Observability: Telemetry for Model Accuracy

Problems to solve

We would like to collect the prompts and the output of the model to better understand the accuracy of the model. This is also to understand quality, prompt sent, suggestion sent, suggestion accepted and dissecting data by quality, languages, and use-cases.

Proposal

drawing source

The changes we would need to implement for proposal are:

Changes to the client to add the acceptance indicator on follow-on requests. gitlab-org/gitlab-vscode-extension!825 (merged) (merged). Adding the necessary fields to Inference Server.
In the Model Gateway backend, parse the X-GitLab-CS-Accepts X-GitLab-CS-Requests, X-GitLab-CS-Errors headers
In the Model Gateway backend, add the accepted_request_count, total_request_count and error_request_count fields to the access logs, containing the headers parsed in step 2.
In the Model Gateway backend, add model_gateway_telemetery_accepts_total, model_gateway_telemetery_requests_total and model_gateway_telemetery_errors_total Prometheus counter metrics. On each request, increment each counter by the amount parsed in step 2.

Discussion Points

Using a separate endpoint /v2/completion_accepted or piggy-backing on follow on requests. I think either of these should be fine, although with the separate endpoint, there is a bit more traffic. If we do go with a separate endpoint, we should probably consider batched updates on a timeout, which would be easy to do.

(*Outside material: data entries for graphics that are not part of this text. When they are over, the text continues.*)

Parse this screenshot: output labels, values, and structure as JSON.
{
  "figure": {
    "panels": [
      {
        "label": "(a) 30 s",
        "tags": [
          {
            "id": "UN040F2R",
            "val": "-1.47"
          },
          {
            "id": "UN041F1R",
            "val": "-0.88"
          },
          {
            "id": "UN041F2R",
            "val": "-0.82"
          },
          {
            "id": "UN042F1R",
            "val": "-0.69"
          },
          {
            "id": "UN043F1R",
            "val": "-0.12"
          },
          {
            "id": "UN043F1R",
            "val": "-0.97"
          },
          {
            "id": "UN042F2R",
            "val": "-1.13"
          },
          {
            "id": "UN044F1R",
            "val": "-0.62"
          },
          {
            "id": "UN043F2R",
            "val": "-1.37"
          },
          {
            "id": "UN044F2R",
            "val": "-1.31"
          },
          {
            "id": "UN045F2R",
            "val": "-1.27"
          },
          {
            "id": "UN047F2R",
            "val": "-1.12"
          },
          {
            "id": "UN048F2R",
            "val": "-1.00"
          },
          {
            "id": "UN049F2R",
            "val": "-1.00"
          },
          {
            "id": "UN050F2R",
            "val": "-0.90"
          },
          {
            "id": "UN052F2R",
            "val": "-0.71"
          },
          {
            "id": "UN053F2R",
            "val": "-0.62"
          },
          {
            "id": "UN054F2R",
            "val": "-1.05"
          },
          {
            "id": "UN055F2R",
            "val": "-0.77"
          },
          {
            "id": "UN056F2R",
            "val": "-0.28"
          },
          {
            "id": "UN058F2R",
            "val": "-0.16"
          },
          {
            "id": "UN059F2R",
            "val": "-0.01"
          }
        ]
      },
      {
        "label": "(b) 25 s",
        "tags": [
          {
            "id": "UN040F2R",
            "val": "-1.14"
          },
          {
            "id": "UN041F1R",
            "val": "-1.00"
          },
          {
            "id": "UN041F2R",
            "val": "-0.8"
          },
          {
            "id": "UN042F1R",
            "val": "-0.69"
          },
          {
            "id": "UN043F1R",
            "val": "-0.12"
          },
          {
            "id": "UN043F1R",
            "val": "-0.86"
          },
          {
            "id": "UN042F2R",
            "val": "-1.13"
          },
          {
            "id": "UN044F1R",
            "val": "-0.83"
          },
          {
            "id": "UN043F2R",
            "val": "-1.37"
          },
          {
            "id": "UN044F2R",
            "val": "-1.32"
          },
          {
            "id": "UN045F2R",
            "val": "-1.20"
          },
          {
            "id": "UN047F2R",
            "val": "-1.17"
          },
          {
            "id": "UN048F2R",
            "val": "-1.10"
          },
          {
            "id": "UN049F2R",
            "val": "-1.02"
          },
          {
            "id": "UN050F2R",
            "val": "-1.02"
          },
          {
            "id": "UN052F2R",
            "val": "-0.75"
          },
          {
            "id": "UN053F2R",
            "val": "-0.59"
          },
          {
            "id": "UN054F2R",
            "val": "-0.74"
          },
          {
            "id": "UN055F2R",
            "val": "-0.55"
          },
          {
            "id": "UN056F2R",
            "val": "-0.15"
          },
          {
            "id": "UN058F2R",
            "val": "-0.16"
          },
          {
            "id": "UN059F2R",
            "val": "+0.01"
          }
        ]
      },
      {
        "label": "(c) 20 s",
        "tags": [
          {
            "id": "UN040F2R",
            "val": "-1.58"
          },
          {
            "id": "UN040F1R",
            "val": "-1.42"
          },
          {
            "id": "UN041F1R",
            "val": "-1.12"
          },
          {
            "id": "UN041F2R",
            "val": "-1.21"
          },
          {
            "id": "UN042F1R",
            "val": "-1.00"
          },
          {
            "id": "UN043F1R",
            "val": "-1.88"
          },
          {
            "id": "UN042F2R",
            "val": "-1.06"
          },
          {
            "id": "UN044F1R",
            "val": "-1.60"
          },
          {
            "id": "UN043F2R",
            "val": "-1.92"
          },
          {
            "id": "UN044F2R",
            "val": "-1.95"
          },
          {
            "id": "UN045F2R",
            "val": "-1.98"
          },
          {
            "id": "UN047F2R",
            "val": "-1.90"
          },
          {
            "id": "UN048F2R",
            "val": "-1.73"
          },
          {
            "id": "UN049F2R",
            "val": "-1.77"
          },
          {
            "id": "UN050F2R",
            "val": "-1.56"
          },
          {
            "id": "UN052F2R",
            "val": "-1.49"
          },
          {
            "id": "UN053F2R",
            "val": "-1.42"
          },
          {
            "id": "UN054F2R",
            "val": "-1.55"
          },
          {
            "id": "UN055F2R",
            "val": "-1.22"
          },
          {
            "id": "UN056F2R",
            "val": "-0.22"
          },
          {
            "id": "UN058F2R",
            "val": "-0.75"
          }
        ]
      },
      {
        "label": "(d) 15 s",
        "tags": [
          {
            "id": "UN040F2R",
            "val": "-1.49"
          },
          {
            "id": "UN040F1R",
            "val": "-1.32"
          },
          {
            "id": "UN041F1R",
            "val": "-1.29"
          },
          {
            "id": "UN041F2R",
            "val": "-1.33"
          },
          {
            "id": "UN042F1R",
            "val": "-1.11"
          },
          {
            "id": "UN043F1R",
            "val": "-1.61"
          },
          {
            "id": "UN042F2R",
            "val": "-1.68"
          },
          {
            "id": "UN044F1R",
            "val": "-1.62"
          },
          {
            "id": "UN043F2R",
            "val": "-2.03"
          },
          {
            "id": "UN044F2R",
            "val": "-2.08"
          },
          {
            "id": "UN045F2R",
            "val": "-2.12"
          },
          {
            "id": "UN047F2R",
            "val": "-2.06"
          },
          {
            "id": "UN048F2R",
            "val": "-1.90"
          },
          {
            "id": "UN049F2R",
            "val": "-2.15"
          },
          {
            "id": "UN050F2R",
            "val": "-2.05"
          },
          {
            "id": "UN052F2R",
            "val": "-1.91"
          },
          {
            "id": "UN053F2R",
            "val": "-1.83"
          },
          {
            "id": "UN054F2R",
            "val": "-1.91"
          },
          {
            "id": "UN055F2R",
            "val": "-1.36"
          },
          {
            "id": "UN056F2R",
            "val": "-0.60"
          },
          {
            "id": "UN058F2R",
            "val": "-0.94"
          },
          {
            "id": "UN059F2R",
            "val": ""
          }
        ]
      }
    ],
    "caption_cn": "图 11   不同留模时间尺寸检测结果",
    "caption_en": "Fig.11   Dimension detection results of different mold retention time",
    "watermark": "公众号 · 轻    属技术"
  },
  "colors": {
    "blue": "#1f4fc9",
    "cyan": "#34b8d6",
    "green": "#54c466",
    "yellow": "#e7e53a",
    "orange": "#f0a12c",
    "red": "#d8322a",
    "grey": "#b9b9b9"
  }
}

Nice to have follow-on actions

Send a beacon telemetry response on timeout. If the client does not send a follow-on request within a certain timeout, send the telemetry back as a beacon response. This would need a new endpoint in the model gateway and would be implemented in a similar way to the follow-on code suggestion requests but is not needed for the first iteration.
Add dashboards to Grafana and Kibana.
Add details around programming language, model version etc.

Edited Jun 30, 2023 by Alexander Chueshev